Bahkan kekhawatiran yang intens tentang kesejahteraan Kakashi tidak bisa cukup menahan reaksi alami Iruka untuk menyerang privasi orang lain, dan bahkan melalui uap pancuran, dia merasa wajahnya menjadi panas.

'Berhentilah menjadi ayam! Dia membentak dirinya sendiri. Jika dia terluka, jika dia berdarah, tidak masalah kau menelanjanginya, jadi...'

Tanpa pikir panjang, Iruka mengaitkan ibu jarinya ke ikat pinggang dan menariknya ke bawah. Pemeriksaan cepat menunjukkan tidak ada luka, dan dia mengangkat matanya kembali untuk bertemu dengan mata Kakashi. Dia melepaskan hitae-ate dan bertemu dengan sharingan yang berputar tanpa bergeming. Hal terakhir yang ingin dia lakukan adalah mendorong Kakashi dan berpura-pura semua itu tidak pernah terjadi disengaja.

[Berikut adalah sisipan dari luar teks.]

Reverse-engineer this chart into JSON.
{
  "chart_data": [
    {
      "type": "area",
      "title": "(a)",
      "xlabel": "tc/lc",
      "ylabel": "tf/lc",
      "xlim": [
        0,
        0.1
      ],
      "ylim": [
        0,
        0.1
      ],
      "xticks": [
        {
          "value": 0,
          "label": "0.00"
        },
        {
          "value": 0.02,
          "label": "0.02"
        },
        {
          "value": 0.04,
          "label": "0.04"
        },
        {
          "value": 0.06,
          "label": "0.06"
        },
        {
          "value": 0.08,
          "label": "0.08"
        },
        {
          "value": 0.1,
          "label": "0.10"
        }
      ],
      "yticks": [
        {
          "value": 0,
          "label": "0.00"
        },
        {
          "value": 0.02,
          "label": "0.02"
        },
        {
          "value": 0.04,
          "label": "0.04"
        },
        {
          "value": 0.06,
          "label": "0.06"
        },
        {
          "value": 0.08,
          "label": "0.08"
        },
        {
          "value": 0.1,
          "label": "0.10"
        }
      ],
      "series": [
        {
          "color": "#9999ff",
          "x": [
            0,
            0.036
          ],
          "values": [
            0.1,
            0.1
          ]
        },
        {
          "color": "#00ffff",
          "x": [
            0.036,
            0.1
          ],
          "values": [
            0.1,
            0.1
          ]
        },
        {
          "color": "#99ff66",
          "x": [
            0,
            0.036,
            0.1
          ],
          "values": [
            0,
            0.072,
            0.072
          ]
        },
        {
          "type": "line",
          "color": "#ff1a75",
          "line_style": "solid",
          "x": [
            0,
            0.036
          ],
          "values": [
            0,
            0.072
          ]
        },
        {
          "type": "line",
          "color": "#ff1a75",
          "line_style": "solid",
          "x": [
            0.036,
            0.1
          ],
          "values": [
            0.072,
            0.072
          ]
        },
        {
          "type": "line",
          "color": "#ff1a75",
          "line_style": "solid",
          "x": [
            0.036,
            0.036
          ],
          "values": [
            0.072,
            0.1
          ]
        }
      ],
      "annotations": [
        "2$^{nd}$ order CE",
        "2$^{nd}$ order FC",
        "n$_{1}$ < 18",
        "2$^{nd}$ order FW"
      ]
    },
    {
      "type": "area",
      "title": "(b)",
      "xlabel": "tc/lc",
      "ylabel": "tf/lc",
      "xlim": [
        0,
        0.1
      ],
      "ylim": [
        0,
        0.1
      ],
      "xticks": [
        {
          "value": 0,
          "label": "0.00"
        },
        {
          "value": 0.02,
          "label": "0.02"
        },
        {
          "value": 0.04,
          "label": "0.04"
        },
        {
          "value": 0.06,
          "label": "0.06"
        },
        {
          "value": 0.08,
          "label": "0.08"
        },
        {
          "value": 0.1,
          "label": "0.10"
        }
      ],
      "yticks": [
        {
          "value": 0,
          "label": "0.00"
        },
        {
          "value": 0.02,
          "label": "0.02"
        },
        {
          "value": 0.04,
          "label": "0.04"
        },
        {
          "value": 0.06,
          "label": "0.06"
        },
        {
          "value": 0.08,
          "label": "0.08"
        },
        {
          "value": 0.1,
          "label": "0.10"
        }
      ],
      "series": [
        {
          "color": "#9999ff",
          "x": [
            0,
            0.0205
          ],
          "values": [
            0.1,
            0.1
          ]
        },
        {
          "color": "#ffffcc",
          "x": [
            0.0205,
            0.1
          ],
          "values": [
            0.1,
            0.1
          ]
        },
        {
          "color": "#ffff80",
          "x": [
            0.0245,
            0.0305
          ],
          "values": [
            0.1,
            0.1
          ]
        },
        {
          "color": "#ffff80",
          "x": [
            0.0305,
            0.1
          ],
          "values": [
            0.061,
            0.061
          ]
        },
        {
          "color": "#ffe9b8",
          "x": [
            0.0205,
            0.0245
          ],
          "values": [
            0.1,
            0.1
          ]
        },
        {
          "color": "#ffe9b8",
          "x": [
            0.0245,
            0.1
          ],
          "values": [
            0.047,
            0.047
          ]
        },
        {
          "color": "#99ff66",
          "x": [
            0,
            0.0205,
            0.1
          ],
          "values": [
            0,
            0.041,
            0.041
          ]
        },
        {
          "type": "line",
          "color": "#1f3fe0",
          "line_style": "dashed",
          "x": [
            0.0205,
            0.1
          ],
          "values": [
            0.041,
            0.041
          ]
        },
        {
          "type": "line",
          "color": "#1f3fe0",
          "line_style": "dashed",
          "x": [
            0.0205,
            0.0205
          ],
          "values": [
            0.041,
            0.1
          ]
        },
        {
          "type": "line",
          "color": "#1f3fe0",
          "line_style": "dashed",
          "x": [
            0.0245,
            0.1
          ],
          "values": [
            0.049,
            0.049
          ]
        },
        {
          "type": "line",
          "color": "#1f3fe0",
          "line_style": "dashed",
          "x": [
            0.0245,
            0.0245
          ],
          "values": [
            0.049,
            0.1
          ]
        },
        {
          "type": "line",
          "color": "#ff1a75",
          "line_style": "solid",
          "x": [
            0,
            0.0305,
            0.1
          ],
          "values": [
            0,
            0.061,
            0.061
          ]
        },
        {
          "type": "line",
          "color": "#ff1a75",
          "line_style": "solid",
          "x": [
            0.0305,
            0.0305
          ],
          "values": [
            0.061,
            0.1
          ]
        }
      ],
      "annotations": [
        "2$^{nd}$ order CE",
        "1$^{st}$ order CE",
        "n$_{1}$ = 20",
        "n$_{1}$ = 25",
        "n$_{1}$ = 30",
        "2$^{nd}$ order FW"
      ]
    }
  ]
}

Dia meraih topeng itu dengan lebih ragu lagi, dan jika bukan karena garis merah yang mengalir di dada telanjang Kakashi, berkat air yang mengalir melalui topengnya, Iruka bahkan tidak akan mau melepasnya. Tapi sepertinya bajunya berlumuran darah seperti pakaiannya yang lain, dan Iruka tidak mau mengambil risiko jounin itu terluka parah hanya karena dia tidak merawat lukanya. Jari-jari terulur dan menarik kembali dan meraih lagi, mengamati setiap perubahan ekspresi. Ketika Kakashi tidak bergerak untuk menghentikannya, dia menyelipkan kain itu ke atas dan menutupi rambut yang menetes, menggerakkan jari-jarinya di sepanjang garis rahang yang kuat.

Iruka diam-diam mulai menikmati apa yang ada dihadapannya dan lututnya hampir tertekuk saat dia menyadari bahwa Kakashi tidak terluka. Semua darah itu, untungnya, berasal dari seseorang atau sesuatu yang lain.

Tubuh jounin itu mulai bergetar melawannya, dan dia mendorong Kakashi dengan lembut ke belakang sehingga dia bersandar di dinding yang jauh sebelum dia berbalik untuk mengatur kenop suhu.